Data Tingkat Pendidikan Penduduk Kecamatan Bojongloa Kaler Kota Bandung 2020, Ada 22.441 Orang Tidak Bersekolah

Di Kecamatan Bojongloa Kaler. per 2020 ada 22.441 orang warganya yang belum pernah bersekolah sama sekali. MEreka yang tidak tamat SD juga banyak, 12.550 orang.

Penulis Sarah Ashilah6 Oktober 2021


BandungBergerak.id - Selain kesehatan, kesejahteraan masyarakat di suatu wilayah dapat juga dinilai dari kualitas Sumber Daya Manusia (SDM) berdasarkan tingkat pendidikannya. Semakin tinggi jenjang pendidikan seseorang, biasanya semakin luas juga pengetahuan yang ia miliki. Dengan pengetahuan yang lebih luas, seseorang dapat mengupayakan perubahan dalam hidupnya.

Namun, tidak semua orang memiliki kesempatan lebar untuk melanjutkan pendidikannya ke jenjang tertinggi.
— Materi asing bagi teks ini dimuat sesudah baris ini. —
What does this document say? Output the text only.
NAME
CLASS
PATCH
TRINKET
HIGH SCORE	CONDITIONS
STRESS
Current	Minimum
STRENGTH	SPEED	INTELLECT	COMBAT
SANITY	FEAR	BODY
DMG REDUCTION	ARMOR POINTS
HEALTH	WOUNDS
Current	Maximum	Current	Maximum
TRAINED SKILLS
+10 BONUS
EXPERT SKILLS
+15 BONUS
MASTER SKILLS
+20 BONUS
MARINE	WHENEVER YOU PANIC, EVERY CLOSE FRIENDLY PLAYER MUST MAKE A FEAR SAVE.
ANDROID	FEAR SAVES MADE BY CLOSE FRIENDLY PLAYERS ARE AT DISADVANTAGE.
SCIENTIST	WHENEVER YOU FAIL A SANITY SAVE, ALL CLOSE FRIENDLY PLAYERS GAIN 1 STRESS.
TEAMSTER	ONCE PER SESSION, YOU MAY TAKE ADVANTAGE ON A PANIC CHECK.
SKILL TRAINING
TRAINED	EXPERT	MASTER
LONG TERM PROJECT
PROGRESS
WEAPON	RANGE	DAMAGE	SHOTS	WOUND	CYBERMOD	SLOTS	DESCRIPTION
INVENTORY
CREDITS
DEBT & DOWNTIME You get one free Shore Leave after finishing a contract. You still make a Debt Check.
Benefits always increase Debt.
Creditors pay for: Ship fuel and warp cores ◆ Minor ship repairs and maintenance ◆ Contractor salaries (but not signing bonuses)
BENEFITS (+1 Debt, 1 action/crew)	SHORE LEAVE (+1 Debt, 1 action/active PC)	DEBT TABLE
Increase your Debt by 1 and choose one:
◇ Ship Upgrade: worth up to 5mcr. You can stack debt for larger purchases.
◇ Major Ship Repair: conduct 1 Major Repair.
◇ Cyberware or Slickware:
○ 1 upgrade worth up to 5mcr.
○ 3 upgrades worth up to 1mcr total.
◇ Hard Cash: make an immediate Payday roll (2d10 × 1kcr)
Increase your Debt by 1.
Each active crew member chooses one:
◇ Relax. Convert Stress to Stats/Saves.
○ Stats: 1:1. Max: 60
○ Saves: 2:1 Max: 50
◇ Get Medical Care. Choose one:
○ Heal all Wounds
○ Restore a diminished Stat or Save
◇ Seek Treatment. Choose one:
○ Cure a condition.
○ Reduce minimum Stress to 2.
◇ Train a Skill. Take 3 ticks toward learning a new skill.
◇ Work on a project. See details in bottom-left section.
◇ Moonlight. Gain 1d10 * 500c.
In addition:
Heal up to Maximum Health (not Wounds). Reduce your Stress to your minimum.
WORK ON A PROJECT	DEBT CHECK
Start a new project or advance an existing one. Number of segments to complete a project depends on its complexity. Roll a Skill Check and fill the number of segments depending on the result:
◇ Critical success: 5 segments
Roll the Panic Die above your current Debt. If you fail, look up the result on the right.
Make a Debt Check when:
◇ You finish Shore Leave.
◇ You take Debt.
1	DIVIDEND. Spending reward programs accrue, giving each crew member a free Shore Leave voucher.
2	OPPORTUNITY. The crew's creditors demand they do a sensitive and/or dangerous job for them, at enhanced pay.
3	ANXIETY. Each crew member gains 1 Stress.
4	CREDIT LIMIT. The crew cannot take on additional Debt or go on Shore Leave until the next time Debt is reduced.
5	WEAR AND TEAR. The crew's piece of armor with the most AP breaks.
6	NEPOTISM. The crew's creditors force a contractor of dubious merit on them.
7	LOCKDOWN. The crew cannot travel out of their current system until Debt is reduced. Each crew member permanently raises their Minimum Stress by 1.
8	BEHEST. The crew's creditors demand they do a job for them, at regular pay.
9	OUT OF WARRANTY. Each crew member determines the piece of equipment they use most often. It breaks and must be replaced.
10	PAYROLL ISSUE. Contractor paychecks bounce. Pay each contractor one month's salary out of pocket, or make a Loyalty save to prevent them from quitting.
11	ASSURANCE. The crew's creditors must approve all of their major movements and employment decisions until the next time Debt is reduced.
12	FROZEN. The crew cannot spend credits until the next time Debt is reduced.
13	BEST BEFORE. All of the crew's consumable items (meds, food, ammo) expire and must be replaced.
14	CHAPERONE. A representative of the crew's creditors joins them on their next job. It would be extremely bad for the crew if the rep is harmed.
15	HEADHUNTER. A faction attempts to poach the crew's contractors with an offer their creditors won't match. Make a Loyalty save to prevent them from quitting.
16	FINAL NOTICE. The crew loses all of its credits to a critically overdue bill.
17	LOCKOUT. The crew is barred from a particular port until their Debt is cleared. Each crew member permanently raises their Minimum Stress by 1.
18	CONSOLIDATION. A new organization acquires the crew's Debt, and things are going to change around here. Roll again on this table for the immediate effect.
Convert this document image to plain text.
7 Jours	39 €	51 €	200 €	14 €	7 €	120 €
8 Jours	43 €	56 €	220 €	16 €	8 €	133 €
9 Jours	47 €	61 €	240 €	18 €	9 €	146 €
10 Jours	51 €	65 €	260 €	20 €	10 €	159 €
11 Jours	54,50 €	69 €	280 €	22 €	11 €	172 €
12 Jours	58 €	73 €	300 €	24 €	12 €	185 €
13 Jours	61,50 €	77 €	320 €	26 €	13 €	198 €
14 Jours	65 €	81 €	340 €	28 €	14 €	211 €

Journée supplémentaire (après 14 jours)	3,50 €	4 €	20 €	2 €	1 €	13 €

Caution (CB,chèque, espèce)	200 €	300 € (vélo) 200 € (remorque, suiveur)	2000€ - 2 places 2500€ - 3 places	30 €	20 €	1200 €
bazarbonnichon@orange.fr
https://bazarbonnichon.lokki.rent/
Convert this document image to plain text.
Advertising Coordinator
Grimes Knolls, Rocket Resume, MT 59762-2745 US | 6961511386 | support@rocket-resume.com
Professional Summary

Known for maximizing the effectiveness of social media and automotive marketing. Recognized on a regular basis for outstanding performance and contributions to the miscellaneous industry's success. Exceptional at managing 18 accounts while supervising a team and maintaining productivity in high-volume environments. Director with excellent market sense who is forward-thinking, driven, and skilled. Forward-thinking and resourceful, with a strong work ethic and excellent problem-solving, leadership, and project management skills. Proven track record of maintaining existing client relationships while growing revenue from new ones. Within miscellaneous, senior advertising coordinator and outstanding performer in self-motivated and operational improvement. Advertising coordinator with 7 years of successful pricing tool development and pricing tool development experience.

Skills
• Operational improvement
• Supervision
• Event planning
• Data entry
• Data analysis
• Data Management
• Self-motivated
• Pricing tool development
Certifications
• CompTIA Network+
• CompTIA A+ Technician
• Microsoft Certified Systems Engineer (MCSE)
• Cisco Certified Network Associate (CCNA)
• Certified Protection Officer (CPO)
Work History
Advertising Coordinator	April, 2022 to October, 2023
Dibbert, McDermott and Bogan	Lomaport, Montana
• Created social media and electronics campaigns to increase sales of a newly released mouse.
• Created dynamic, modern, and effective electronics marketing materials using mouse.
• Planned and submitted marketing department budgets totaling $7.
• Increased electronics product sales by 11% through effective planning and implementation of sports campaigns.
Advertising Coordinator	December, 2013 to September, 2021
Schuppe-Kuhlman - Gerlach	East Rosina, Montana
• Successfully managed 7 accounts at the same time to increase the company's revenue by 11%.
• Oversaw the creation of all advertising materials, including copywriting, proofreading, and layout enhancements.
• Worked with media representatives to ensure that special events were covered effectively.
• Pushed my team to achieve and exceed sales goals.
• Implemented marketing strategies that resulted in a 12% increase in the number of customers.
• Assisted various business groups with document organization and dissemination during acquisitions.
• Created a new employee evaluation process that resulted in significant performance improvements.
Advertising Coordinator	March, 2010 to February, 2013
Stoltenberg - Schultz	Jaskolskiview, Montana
Sebagian dari mereka terpaksa putus sekolah di tengah jalan, atau bahkan tidak pernah punya kesempatan untuk merasakan bangku sekolah. Kemiskinan menjadi salah satu akar masalahnya.

Di perkotaan, ragam permasalahan sosial banyak ditemukan di permukiman-permukiman padat. Di Bojongloa Kaler, kecamatan terpadat se-Kota Bandung, misalnya, kita akan mengetahui bahwa per 2020 ada sebanyak 22.441 orang warganya yang belum pernah bersekolah sama sekali. Jumlah ini merupakan yang terbanyak kedua setelah kelompok penduduk yang bersekolah hingga lulus SMA, yang mencapai 39.284 orang.

Baca Juga: Data Jumlah Penduduk Kecamatan Bojongloa Kaler, Kota Bandung 2010-2020, Anjlok di Tahun Pandemi Covid-19
Data Jumlah Posyandu di Kecamatan Bojongloa Kaler Kota Bandung 2003-2020, Berkurang Signifikan dalam Lima Tahun Terakhir
Data Kepadatan Penduduk Kecamatan Bojongloa Kaler Kota Bandung 2020, Kelurahan Babakan Asih di Urutan Pertama

Asep Wahyudin (57), Ketua RT 04 RW 05 Kelurahan Jamika tidak menyangkal kondisi tersebut. Mayoritas warga termasuk kelompok masyarakat berkemampuan ekonomi bawah dengan tingkat pendidikan yang tidak tinggi. Mereka bekerja di beragam sektor informal, seperti dagang kaki lima dan buruh lepas.

“Kalau di RT saya, tidak ada PNS atau pun warga kelas menengah. Mohon maaf, bukannya saya merendahkan warga saya sendiri, namun memang adanya seperti itu,” ujar Asep, Rabu (18/8/2021) lalu.